João estava sobre um desses grandes navios. Corria de um lado para o outro desviando-se dos marinheiros mal humorados. Corria, saltava e balançava-se nas inúmeras cordas que pendiam dos altos mastros que seguravam as velas. O mar ondulava suavemente debaixo do navio. Este, uma caravela de três mastros, com grandes e luminosas velas brancas rumava para sul. João sabia-o devido à posição do Sol. Era algo que tinha aprendido com o seu pai.
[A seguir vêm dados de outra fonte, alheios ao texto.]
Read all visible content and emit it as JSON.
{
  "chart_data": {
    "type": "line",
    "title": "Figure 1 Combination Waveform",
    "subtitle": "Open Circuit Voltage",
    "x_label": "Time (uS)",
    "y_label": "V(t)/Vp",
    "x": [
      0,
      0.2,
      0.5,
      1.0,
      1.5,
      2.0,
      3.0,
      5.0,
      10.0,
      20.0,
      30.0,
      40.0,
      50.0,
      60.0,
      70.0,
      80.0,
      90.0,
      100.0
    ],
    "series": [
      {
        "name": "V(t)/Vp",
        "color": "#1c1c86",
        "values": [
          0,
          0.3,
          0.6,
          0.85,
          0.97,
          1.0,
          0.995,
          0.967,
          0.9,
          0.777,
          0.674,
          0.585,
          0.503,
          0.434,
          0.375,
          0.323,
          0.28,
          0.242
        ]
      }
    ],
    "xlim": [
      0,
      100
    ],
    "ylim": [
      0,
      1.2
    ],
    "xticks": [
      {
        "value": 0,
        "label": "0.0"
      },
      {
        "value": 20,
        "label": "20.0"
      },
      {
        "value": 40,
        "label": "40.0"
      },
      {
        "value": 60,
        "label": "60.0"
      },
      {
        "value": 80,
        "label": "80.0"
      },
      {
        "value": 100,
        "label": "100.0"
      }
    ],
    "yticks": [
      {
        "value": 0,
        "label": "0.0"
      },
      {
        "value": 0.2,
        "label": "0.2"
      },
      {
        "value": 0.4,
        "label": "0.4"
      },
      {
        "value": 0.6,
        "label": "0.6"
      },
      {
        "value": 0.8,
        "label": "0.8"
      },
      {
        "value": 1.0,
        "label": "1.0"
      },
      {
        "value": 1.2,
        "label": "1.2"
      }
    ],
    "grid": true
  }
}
João viu-se sentado na borda do barco, olhando com atenção a água que ondulava debaixo dos seus pés e então...
...caiu ao mar...
... e acordou sobressaltado. Sentou-se na cama, olhando em volta, estava todo destapado. A emoção do sonho, o movimento, a excitação fizeram-no libertar-se dos cobertores que o aqueciam. Os seus pensamentos voaram novamente até ao sonho que tivera. Porque estaria ele sonhar com o mar, como conseguia ele ter um sonho tão nítido do mar que nunca vira. Voltou a deitar-se. Fechou os olhos na esperança de voltar ao barco e poder ver novamente o mar, sentir o vento que soprava daquelas águas frescas e ondulantes e acarretava um imenso cheiro a sal. João voltou a cair no sono e a sua mente voltou a sonhar.
Estava de novo em alto mar...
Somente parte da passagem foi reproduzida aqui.